El apoderado nació en Madrid en 1951 y se formó como novillero, pero después de varios percances se pasó a la segunda fila de los toreros de plata, donde desarrolló una carrera con los principales matadores de su época. Se retiró en México y durante esa estancia pasó a ser apoderado. Al otro lado del Atlántico conoció a José Tomás. Fue un descubrimiento mutuo, un choque descomunal de fuerzas y personalidades que propició la depuración mental y técnica del matador. También apoderó a otros, como Alejandro Talavante, cuya llegada supuso la ruptura entre el apoderado y Tomás, con quien mantuvo en adelante una relación fría. “Nos dejamos de hablar. Por nada. Nos parecemos mucho, con la diferencia de que él tiene dos cojones y yo no. Es una reacción lógica en un discípulo que supera al maestro. Él es grandioso, yo no”, respondía en una entrevista con este reportero en mayo de 2011. En los últimos años apoderó a otros matadores como Esaú Fernández y en los últimos tiempos al novillero colombiano Sebastián Ritter, con quien hizo su última aparición en el callejón, tocado con un sombrero negro de fieltro el pasado San Isidro.

Toreros y samuráis

Corbacho aplicaba al mundo del toro el ‘Bushido’ y los códigos de comportamiento de los guerreros japoneses. Se acercó a aquel mundo a través de Michael Von der Goltz, un amigo suyo novillero y barón alemán con el que entraba en los cines a ver películas de Kurosawa después de beber sake. A partir de ese momento, el apoderado, que resultó un estudioso de autores como Confucio y Anácletas, depuró un código mental, unas reglas radicales de comportamiento que influyeron en sus pupilos. «El toreo tiene que ver mucho con aquel mundo de honor del samurai, de compromiso vital, de aceptación de la propia muerte». Una parte importante de esas teorías se vieron en los toreros que forjó y en su capacidad para el sacrificio en la plaza, «algo incomprensible hoy en día, en una sociedad en la que la gente se cree con todos los derechos y ninguna obligación».
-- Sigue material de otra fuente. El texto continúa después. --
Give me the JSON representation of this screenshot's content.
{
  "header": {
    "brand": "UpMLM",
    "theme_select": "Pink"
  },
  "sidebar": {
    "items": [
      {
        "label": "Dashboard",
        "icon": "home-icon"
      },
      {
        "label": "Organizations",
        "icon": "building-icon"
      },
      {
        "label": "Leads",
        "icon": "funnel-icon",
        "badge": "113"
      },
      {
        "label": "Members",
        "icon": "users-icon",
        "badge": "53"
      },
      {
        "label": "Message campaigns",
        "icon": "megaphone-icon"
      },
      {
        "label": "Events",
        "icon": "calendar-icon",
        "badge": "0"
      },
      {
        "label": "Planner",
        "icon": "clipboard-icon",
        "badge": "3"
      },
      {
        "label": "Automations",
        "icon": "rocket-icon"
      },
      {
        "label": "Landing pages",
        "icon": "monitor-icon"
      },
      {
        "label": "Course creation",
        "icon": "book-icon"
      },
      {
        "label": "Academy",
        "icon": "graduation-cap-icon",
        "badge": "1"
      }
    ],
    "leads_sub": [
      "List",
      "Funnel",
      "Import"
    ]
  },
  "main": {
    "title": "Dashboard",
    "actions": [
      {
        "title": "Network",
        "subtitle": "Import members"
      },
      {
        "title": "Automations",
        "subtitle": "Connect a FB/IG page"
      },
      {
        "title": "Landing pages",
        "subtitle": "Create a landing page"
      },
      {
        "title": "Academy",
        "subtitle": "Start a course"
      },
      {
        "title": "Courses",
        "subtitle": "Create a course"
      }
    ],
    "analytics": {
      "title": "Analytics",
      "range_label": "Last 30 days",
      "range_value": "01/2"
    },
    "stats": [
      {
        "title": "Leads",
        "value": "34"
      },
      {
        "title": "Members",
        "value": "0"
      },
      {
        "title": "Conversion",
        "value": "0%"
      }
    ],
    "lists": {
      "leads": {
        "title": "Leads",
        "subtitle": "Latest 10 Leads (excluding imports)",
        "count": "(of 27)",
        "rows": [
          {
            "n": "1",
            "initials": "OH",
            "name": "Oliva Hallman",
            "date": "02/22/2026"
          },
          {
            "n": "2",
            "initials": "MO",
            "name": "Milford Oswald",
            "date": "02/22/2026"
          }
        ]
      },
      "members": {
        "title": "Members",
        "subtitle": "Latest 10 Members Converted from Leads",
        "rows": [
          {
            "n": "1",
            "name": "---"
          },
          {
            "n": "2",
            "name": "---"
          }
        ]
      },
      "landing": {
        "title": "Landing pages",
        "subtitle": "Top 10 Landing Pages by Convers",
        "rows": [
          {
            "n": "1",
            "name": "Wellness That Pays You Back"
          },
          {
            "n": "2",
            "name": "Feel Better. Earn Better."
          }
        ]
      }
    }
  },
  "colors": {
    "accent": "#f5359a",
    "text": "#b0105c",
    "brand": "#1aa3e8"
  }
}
Para lograr preparar física y mentalmente a los matadores, el apoderado aplicaba sesiones de yoga y de ejercicio extremo, pero sobre todo profundizaba en los conceptos vitales de la tauromaquia a través de una suerte de mayéutica en la que maestro y preparador exploraban juntos las teorías del toreo. «Hablamos mucho, para conocerles y ayudarles a que encuentren su propio camino», decía.
El apoderado, dotado de una conversación austera pero imprevisible y en todo caso deslumbrante, vivía en una pintoresca casa en La Alcornocosa, cerca del municipio sevillano del Castillo de las Guardas rodeado de ovejas, burros, gallinas y otros estrafalarios animales como erizos y un loro. Durante los últimos años le acompañaban su esposa y Antonio Manuel, un enano que ‘rescató’ de un espectáculo cómico para enseñarle a torear. Descanse en paz.